Finally, we have Fake-porn videos are being weaponized to harass and humiliate women: ‘Everybody is a potential target’. I found this the most disturbing of the three articles, both because of the real harm being done to innocent victims that it describes, but also because of the potential long-term consequences of the technology that is now readily available.
Johansson has been superimposed into dozens of graphic sex scenes over the past year that have circulated across the Web: One video, falsely described as real “leaked” footage, has been watched on a major porn site more than 1.5 million times. She said she worries it may already be too late for women and children to protect themselves against the “virtually lawless (online) abyss."
“Nothing can stop someone from cutting and pasting my image or anyone else’s onto a different body and making it look as eerily realistic as desired,” she said. “The fact is that trying to protect yourself from the Internet and its depravity is basically a lost cause. . . . The Internet is a vast wormhole of darkness that eats itself.”
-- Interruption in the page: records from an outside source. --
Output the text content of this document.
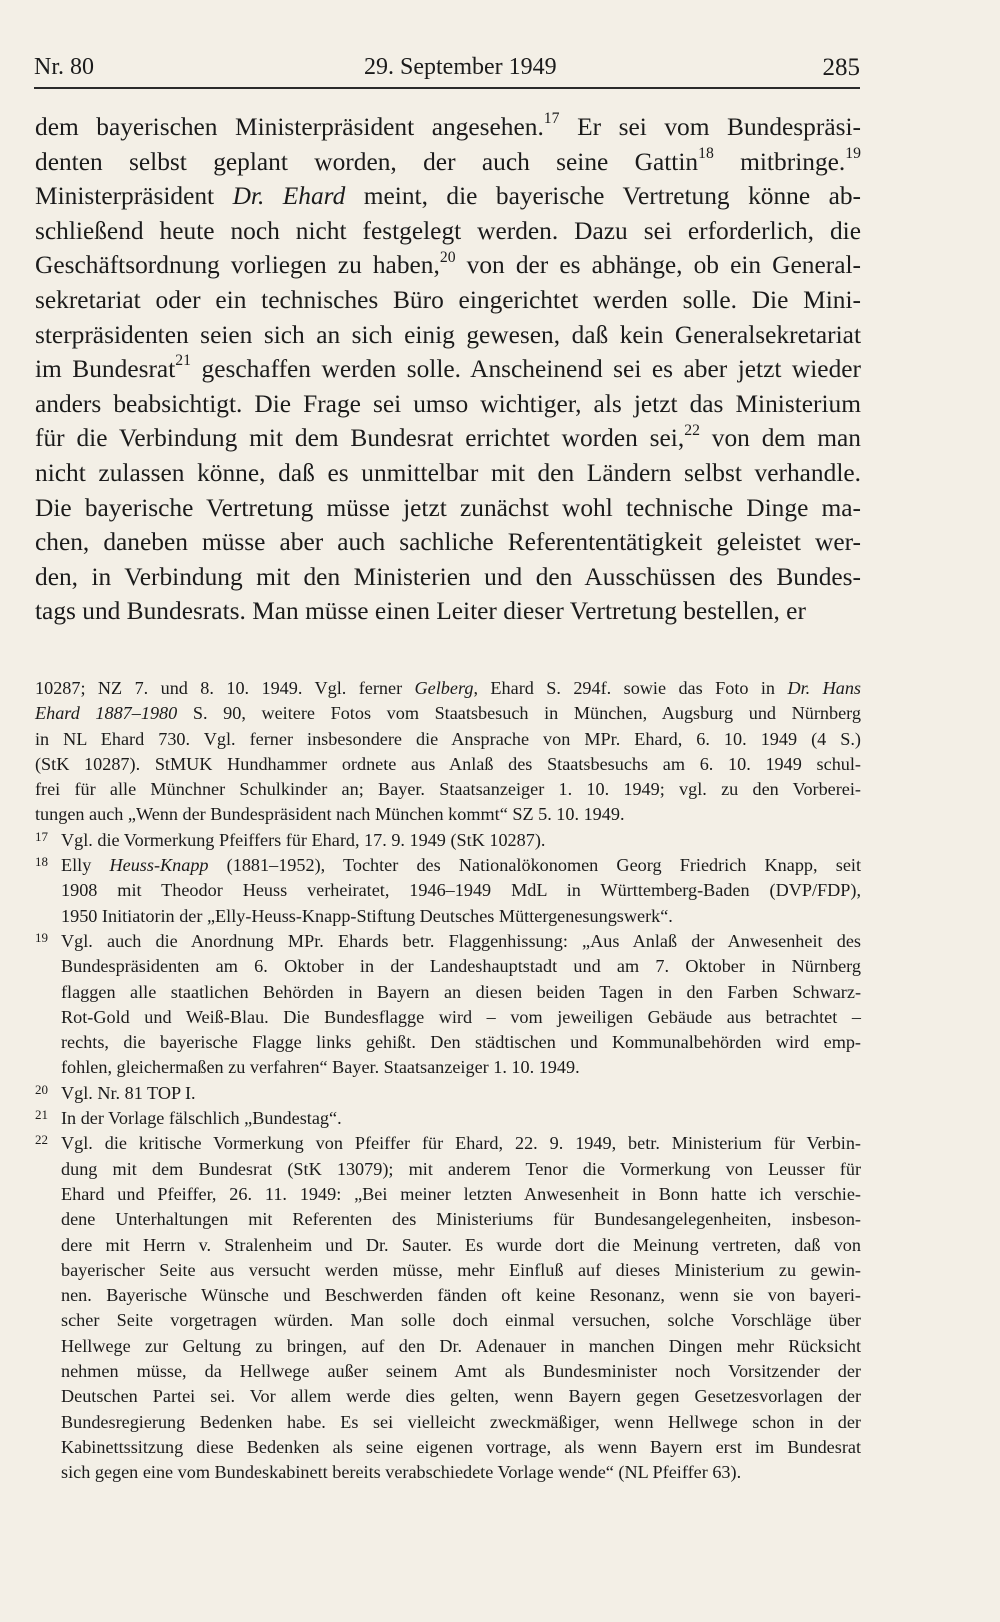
Nr. 80	29. September 1949	285
dem bayerischen Ministerpräsident angesehen.$^{17}$ Er sei vom Bundespräsi-
denten selbst geplant worden, der auch seine Gattin$^{18}$ mitbringe.$^{19}$
Ministerpräsident Dr. Ehard meint, die bayerische Vertretung könne ab-
schließend heute noch nicht festgelegt werden. Dazu sei erforderlich, die
Geschäftsordnung vorliegen zu haben,$^{20}$ von der es abhänge, ob ein General-
sekretariat oder ein technisches Büro eingerichtet werden solle. Die Mini-
sterpräsidenten seien sich an sich einig gewesen, daß kein Generalsekretariat
im Bundesrat$^{21}$ geschaffen werden solle. Anscheinend sei es aber jetzt wieder
anders beabsichtigt. Die Frage sei umso wichtiger, als jetzt das Ministerium
für die Verbindung mit dem Bundesrat errichtet worden sei,$^{22}$ von dem man
nicht zulassen könne, daß es unmittelbar mit den Ländern selbst verhandle.
Die bayerische Vertretung müsse jetzt zunächst wohl technische Dinge ma-
chen, daneben müsse aber auch sachliche Referententätigkeit geleistet wer-
den, in Verbindung mit den Ministerien und den Ausschüssen des Bundes-
tags und Bundesrats. Man müsse einen Leiter dieser Vertretung bestellen, er
10287; NZ 7. und 8. 10. 1949. Vgl. ferner Gelberg, Ehard S. 294f. sowie das Foto in Dr. Hans
Ehard 1887–1980 S. 90, weitere Fotos vom Staatsbesuch in München, Augsburg und Nürnberg
in NL Ehard 730. Vgl. ferner insbesondere die Ansprache von MPr. Ehard, 6. 10. 1949 (4 S.)
(StK 10287). StMUK Hundhammer ordnete aus Anlaß des Staatsbesuchs am 6. 10. 1949 schul-
frei für alle Münchner Schulkinder an; Bayer. Staatsanzeiger 1. 10. 1949; vgl. zu den Vorberei-
tungen auch „Wenn der Bundespräsident nach München kommt“ SZ 5. 10. 1949.
17 Vgl. die Vormerkung Pfeiffers für Ehard, 17. 9. 1949 (StK 10287).
18 Elly Heuss-Knapp (1881–1952), Tochter des Nationalökonomen Georg Friedrich Knapp, seit
1908 mit Theodor Heuss verheiratet, 1946–1949 MdL in Württemberg-Baden (DVP/FDP),
1950 Initiatorin der „Elly-Heuss-Knapp-Stiftung Deutsches Müttergenesungswerk“.
19 Vgl. auch die Anordnung MPr. Ehards betr. Flaggenhissung: „Aus Anlaß der Anwesenheit des
Bundespräsidenten am 6. Oktober in der Landeshauptstadt und am 7. Oktober in Nürnberg
flaggen alle staatlichen Behörden in Bayern an diesen beiden Tagen in den Farben Schwarz-
Rot-Gold und Weiß-Blau. Die Bundesflagge wird – vom jeweiligen Gebäude aus betrachtet –
rechts, die bayerische Flagge links gehißt. Den städtischen und Kommunalbehörden wird emp-
fohlen, gleichermaßen zu verfahren“ Bayer. Staatsanzeiger 1. 10. 1949.
20 Vgl. Nr. 81 TOP I.
21 In der Vorlage fälschlich „Bundestag“.
22 Vgl. die kritische Vormerkung von Pfeiffer für Ehard, 22. 9. 1949, betr. Ministerium für Verbin-
dung mit dem Bundesrat (StK 13079); mit anderem Tenor die Vormerkung von Leusser für
Ehard und Pfeiffer, 26. 11. 1949: „Bei meiner letzten Anwesenheit in Bonn hatte ich verschie-
dene Unterhaltungen mit Referenten des Ministeriums für Bundesangelegenheiten, insbeson-
dere mit Herrn v. Stralenheim und Dr. Sauter. Es wurde dort die Meinung vertreten, daß von
bayerischer Seite aus versucht werden müsse, mehr Einfluß auf dieses Ministerium zu gewin-
nen. Bayerische Wünsche und Beschwerden fänden oft keine Resonanz, wenn sie von bayeri-
scher Seite vorgetragen würden. Man solle doch einmal versuchen, solche Vorschläge über
Hellwege zur Geltung zu bringen, auf den Dr. Adenauer in manchen Dingen mehr Rücksicht
nehmen müsse, da Hellwege außer seinem Amt als Bundesminister noch Vorsitzender der
Deutschen Partei sei. Vor allem werde dies gelten, wenn Bayern gegen Gesetzesvorlagen der
Bundesregierung Bedenken habe. Es sei vielleicht zweckmäßiger, wenn Hellwege schon in der
Kabinettssitzung diese Bedenken als seine eigenen vortrage, als wenn Bayern erst im Bundesrat
sich gegen eine vom Bundeskabinett bereits verabschiedete Vorlage wende“ (NL Pfeiffer 63).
Leave it to a science fiction writer to focus on the second-order effects of this technology. This is from William Gibson on Twitter: "Pornographers, always in the lead with new platforms, will offer products starring literally any two or more celebrities, politicians, or your neighbors and co-workers on a custom basis, etc. Video blackmail will become extinct." It makes me wonder about the future of video as evidence in court cases.